Bacteria rely on surface proteins to interact with solid surfaces, other microorganisms, and, importantly for pathogens, eukaryotic hosts. Gram-negative bacteria, which have complex diderm cell envelopes, have evolved specialized secretion systems to export proteins from the cytoplasm to the cell surface. My research focuses on understanding molecular mechanisms underlying the broadly distributed Two Partner Secretion (TPS or Type Vb) pathway, which includes many important virulence factors and interbacterial contact-dependent inhibition systems.

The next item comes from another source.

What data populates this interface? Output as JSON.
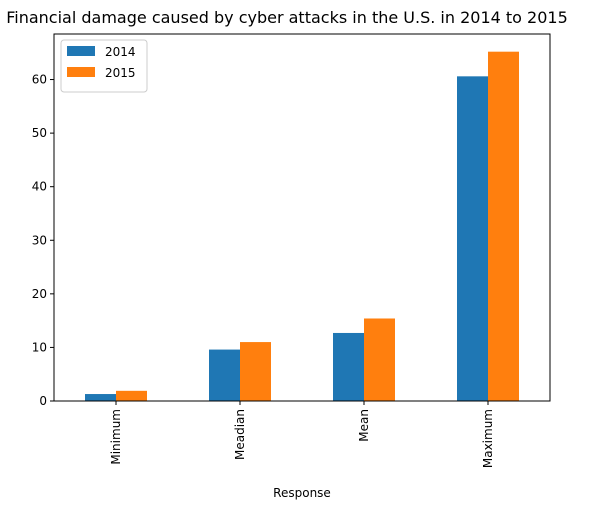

TPS systems consist of an Omp85 TpsB transporter that transports a large TpsA exoprotein across the Gram-negative outer membrane. The best studied TPS system is FhaB/FhaC, produced by Bordetella species such as B. pertussis, which causes whooping cough in humans, and B. bronchiseptica, which causes respiratory disease in a wide range of mammals. The TpsA protein FhaB mediates adherence to host cells, suppresses the initial inflammatory response, and is required for resistance to killing by phagocytic cells by an unknown mechanism. Examination of the FhaB secretion pathway, its topology on the bacterial surface, and interactions between FhaB and another virulence factor –Bordetella’s adenylyl cyclase toxin (ACT)– have led us to hypothesize that FhaB and FhaC protect the bacteria from phagocytes by acting as a toxin delivery system.
Here, we investigated key aspects of this model. We performed Western blots on WCLs and supernatants collected from wildtype (WT) B. bronchiseptica and mutant strains lacking ACT (∆cyaA) and determined that the loss of ACT is correlated with increased degradation of FhaB, indicating that ACT binding stabilizes FhaB on the bacterial surface. We developed a surface-bound toxin delivery assay by decorating FhaB on recipient ∆cyaA bacteria (that cannot produce their own ACT) with ACT from donor cells and used cyclic-AMP ELISAs to determine that the FhaB-bound toxin is delivered to eukaryotic cells in vitro.